Essa atitude era típica de um setor da Igreja do Oriente, que proclamava a indissolubilidade do matrimônio, mas na prática mostrava uma certa submissão em relação ao poder imperial, semeando confusão nas pessoas e provocando o protesto dos católicos mais fervorosos. Baseando-se nos escritos de São Basílio, Teodoro alegou o direito dos súditos de denunciar os erros do próprio superior (Epist. I, n. 5, PG, 99, coll. 923-924, 925-926D), e os monges de Sakkudion romperam a comunhão com o patriarca, por sua cumplicidade com o divórcio do imperador. Estourou assim a chamada “questão moicheiana” (de moicheia = adultério), que colocou Teodoro em conflito não só com o governo imperial, mas com os próprios patriarcas de Constantinopla.
Este é um episódio pouco conhecido, sobre o qual o Prof. Dante Gemmiti levantou o véu alguns anos atrás, numa cuidadosa reconstrução histórica baseada em fontes gregas e latinas (Teodoro Studite e la questioni moicheiana, LER, Marigliano 1993), confirmando como no primeiro milênio a disciplina eclesiástica da Igreja do Oriente ainda respeitava o princípio da indissolubilidade do casamento.
Em setembro de 796, Platão e Teodoro foram presos com certo número de monges do Sakkudion, internados e depois exilados a Tessalônica, aonde chegaram em 25 de março 797. Em Constantinopla, no entanto, o povo julgava Constantino um pecador que continuava a dar escândalo público e, alentado pelo exemplo de Platão e Teodoro, aumentava sua oposição a cada dia.
O exílio durou pouco porque, na sequência de uma conspiração de palácio, o jovem Constantino foi cegado pela mãe, que assumiu sozinha o governo do império. Irene chamou de volta os exilados, que mudaram para o mosteiro urbano de Studios, juntamente com a maioria da comunidade de monges de Sakkudion. Teodoro e Platão se reconciliaram com o patriarca Tarasio que, após a chegada de Irene ao poder, havia condenado publicamente Constantino e o egúmeno José pelo divórcio imperial.

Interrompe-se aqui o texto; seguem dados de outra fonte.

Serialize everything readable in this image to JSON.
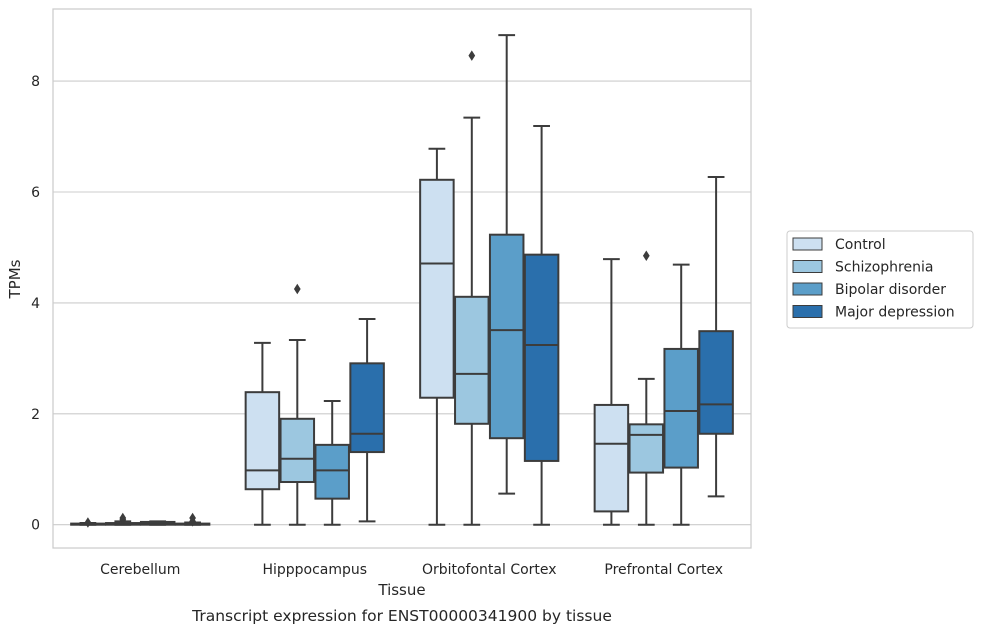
{
  "chart_data": {
    "type": "box",
    "title": "",
    "caption": "Transcript expression for ENST00000341900 by tissue",
    "xlabel": "Tissue",
    "ylabel": "TPMs",
    "ylim": [
      -0.42,
      9.3
    ],
    "yticks": [
      0,
      2,
      4,
      6,
      8
    ],
    "grid": "horizontal",
    "legend_position": "right",
    "categories": [
      "Cerebellum",
      "Hipppocampus",
      "Orbitofontal Cortex",
      "Prefrontal Cortex"
    ],
    "series": [
      {
        "name": "Control",
        "color": "#cde0f1",
        "boxes": [
          {
            "whislo": 0,
            "q1": 0,
            "med": 0.01,
            "q3": 0.02,
            "whishi": 0.03,
            "fliers": [
              0.04
            ]
          },
          {
            "whislo": 0,
            "q1": 0.64,
            "med": 0.98,
            "q3": 2.39,
            "whishi": 3.28,
            "fliers": []
          },
          {
            "whislo": 0,
            "q1": 2.29,
            "med": 4.71,
            "q3": 6.22,
            "whishi": 6.78,
            "fliers": []
          },
          {
            "whislo": 0,
            "q1": 0.24,
            "med": 1.46,
            "q3": 2.16,
            "whishi": 4.79,
            "fliers": []
          }
        ]
      },
      {
        "name": "Schizophrenia",
        "color": "#9cc7e0",
        "boxes": [
          {
            "whislo": 0,
            "q1": 0,
            "med": 0.01,
            "q3": 0.03,
            "whishi": 0.06,
            "fliers": [
              0.09,
              0.12
            ]
          },
          {
            "whislo": 0,
            "q1": 0.77,
            "med": 1.19,
            "q3": 1.91,
            "whishi": 3.33,
            "fliers": [
              4.25
            ]
          },
          {
            "whislo": 0,
            "q1": 1.82,
            "med": 2.72,
            "q3": 4.11,
            "whishi": 7.34,
            "fliers": [
              8.46
            ]
          },
          {
            "whislo": 0,
            "q1": 0.94,
            "med": 1.62,
            "q3": 1.81,
            "whishi": 2.63,
            "fliers": [
              4.85
            ]
          }
        ]
      },
      {
        "name": "Bipolar disorder",
        "color": "#5b9ec9",
        "boxes": [
          {
            "whislo": 0,
            "q1": 0,
            "med": 0.02,
            "q3": 0.05,
            "whishi": 0.06,
            "fliers": []
          },
          {
            "whislo": 0,
            "q1": 0.47,
            "med": 0.98,
            "q3": 1.44,
            "whishi": 2.23,
            "fliers": []
          },
          {
            "whislo": 0.56,
            "q1": 1.56,
            "med": 3.51,
            "q3": 5.23,
            "whishi": 8.83,
            "fliers": []
          },
          {
            "whislo": 0,
            "q1": 1.03,
            "med": 2.05,
            "q3": 3.17,
            "whishi": 4.69,
            "fliers": []
          }
        ]
      },
      {
        "name": "Major depression",
        "color": "#2a6fac",
        "boxes": [
          {
            "whislo": 0,
            "q1": 0,
            "med": 0.01,
            "q3": 0.02,
            "whishi": 0.04,
            "fliers": [
              0.06,
              0.12
            ]
          },
          {
            "whislo": 0.06,
            "q1": 1.31,
            "med": 1.64,
            "q3": 2.91,
            "whishi": 3.71,
            "fliers": []
          },
          {
            "whislo": 0,
            "q1": 1.15,
            "med": 3.24,
            "q3": 4.87,
            "whishi": 7.19,
            "fliers": []
          },
          {
            "whislo": 0.51,
            "q1": 1.64,
            "med": 2.17,
            "q3": 3.49,
            "whishi": 6.27,
            "fliers": []
          }
        ]
      }
    ]
  }
}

O reinado de Irene foi breve. Em 31 de outubro de 802, um de seus ministros, Nicéforo, depois de uma revolta palaciana, proclamou-se imperador. Pouco depois, quando morreu Tarasio, o novo basileus fez eleger Patriarca de Constantinopla um alto oficial imperial também chamado Nicéforo (758-828). Em um sínodo convocado e presidido por ele, em meados do ano 806, Nicéforo reintegrou em seu ofício o egúmeno José, deposto por Tarasio. Teodoro, que se tornara chefe da comunidade monástica de Studios após Platão se retirar para a vida de recluso, protestou energicamente contra a reabilitação do egúmeno José, e quando este último recomeçou a exercer o ministério sacerdotal, rompeu a comunhão com o novo patriarca.
A reação não tardou. Studios foi ocupado militarmente, Platão, Teodoro e seu irmão José, Arcebispo de Tessalônica, foram presos, condenados e exilados. Em 808 o imperador convocou outro sínodo, que se reuniu em janeiro de 809. Foi essa assembleia sinodal que, em uma carta de 809 ao monge Arsênio, Teodoro definiu como “moechosynodus”, ou seja, o Sínodo do adultério (Ep. I, . 38, PG 99, coll. 1041-1042c). O Sínodo dos Bispos reconheceu a legitimidade do segundo casamento de Constantino, confirmou a reabilitação do egúmeno José e anatematizou Teodoro, Platão e seu irmão José, que foi deposto de seu cargo de Arcebispo de Tessalônica.
Para justificar o divórcio do imperador, o Sínodo utilizava o princípio da “economia dos santos” (tolerância na práxis). Mas para Teodoro nenhum motivo podia justificar a transgressão de uma lei divina. Baseado nos ensinamentos de São Basílio, de São Gregório Nazianzeno e de São João Crisóstomo, ele declarou privada de fundamento bíblico a disciplina da “economia dos santos”, segundo a qual em algumas circunstâncias se podia fazer o mal em nome da tolerância para um mal menor – como neste caso do casamento adúltero do imperador.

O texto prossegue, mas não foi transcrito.